A chancela judicial à fraude na origem dos contratos de franquia
Ao relativizar omissões informacionais o Poder Judiciário acaba chancelando práticas incompatíveis com a boa-fé objetiva e com a própria lei de franquias.
segunda-feira, 29 de dezembro de 2025
Atualizado às 13:10
O crescimento do sistema de franquias no Brasil tem sido acompanhado por um fenômeno preocupante: a recorrente convalidação judicial de vícios pré-contratuais que comprometem a formação válida da relação jurídica entre franqueadora e franqueado.
Ao relativizar omissões informacionais, manipulação de dados e violações ao prazo legal de reflexão, o Poder Judiciário acaba, ainda que involuntariamente, chancelando práticas incompatíveis com a boa-fé objetiva e com a própria lei de franquias.
A controvérsia não reside em insucessos empresariais pontuais, mas na existência de vícios originários, anteriores à assinatura do contrato, capazes de macular o consentimento e distorcer a tomada de decisão do franqueado.
A lei 13.966/19 estabelece dever rigoroso de transparência na fase pré-contratual, impondo à franqueadora a obrigação de fornecer informações completas, claras e verificáveis. A omissão de dados relevantes, como o histórico real de fechamento de unidades, passivos judiciais, inadimplência estrutural da rede ou a real performance econômica de franqueados, viola frontalmente esse dever.

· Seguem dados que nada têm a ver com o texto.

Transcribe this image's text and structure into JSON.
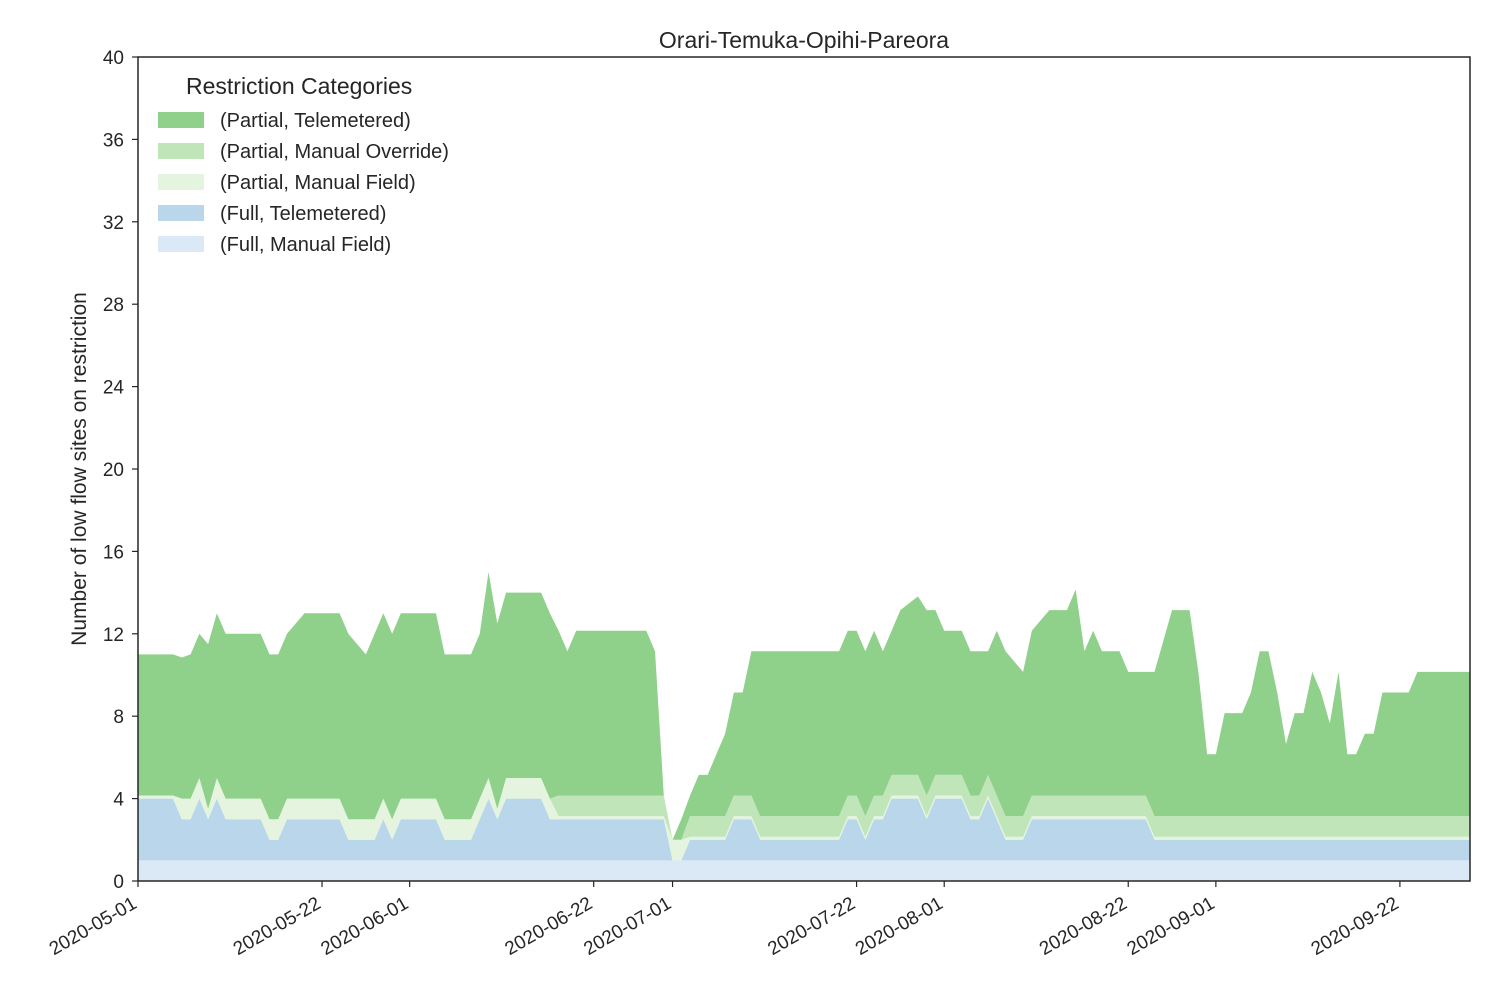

Não obstante, parte da jurisprudência tem tratado tais omissões como meras falhas formais ou como insuficiência probatória do franqueado, deslocando indevidamente o ônus de demonstrar informações que, por imposição legal, deveriam ter sido previamente disponibilizadas.
Outro ponto sensível diz respeito ao uso de projeções financeiras descoladas da realidade operacional da rede. Informações financeiras seletivas, simulações baseadas em unidades excepcionais e estimativas sem lastro técnico são frequentemente apresentadas como "expectativas", quando, na prática, exercem papel determinante na formação da vontade do franqueado.
Ao classificar tais práticas como riscos inerentes à atividade empresarial, o Judiciário esvazia o instituto do vício de consentimento e relativiza a função informacional dessas projeções no contexto do franchising.
Também merece destaque o prazo mínimo de 10 dias entre a entrega da Circular de Oferta de Franquia e a assinatura do contrato. Não se trata de formalidade dispensável, mas de mecanismo legal de proteção à autonomia da vontade e de mitigação da assimetria informacional. A entrega fracionada de documentos, a assinatura antecipada ou a pressão comercial para fechamento imediato configuram violações diretas à lei.
Ainda assim, tais práticas têm sido reiteradamente relativizadas sob o argumento da experiência empresarial do franqueado ou do tempo de operação suficiente para reconhecimento dos vícios, raciocínio que não encontra respaldo no texto legal.
Quando vícios pré-contratuais evidentes são ignorados e contratos viciados são mantidos, produz-se um efeito jurídico ainda mais grave: a franqueadora passa a se beneficiar da própria torpeza.
Aquele que descumpre deveres legais de informação, induz o franqueado em erro e viola o prazo de reflexão não apenas mantém os efeitos do contrato viciado, como também se vale desse mesmo contrato para exigir multas, royalties, confissões de dívida e execuções judiciais. Trata-se de situação incompatível com o princípio segundo o qual ninguém pode extrair vantagem jurídica de sua própria conduta ilícita.
Ao preservar contratos formados sob vício originário, o sistema de Justiça acaba por premiar a infração legal, invertendo a lógica da responsabilidade. A franqueadora, que deu causa ao vício, é protegida. O franqueado, induzido em erro, é onerado. A mensagem institucional transmitida é inequívoca: violar o dever de informação e o prazo legal de reflexão compensa, pois o custo jurídico é reduzido, diluído ou transferido integralmente ao franqueado.
Esse cenário contribui para a proliferação de modelos predatórios, nos quais o inadimplemento do franqueado e a posterior execução judicial passam a integrar a própria lógica econômica da franqueadora, convertendo o Judiciário em etapa final de monetização do fracasso previamente arquitetado.
A autonomia privada não autoriza a supressão de deveres legais expressos nem legitima o aproveitamento econômico de condutas ilícitas. A preservação do contrato não pode servir como instrumento de convalidação da fraude, sob pena de se institucionalizar o benefício pela própria torpeza como estratégia de negócio.
Enquanto os vícios estruturais na origem da relação de franquia não forem enfrentados com rigor técnico, o sistema permanecerá vulnerável à expansão de modelos que operam à margem da legalidade, agora não apenas tolerados, mas indiretamente legitimados pelo próprio sistema de Justiça.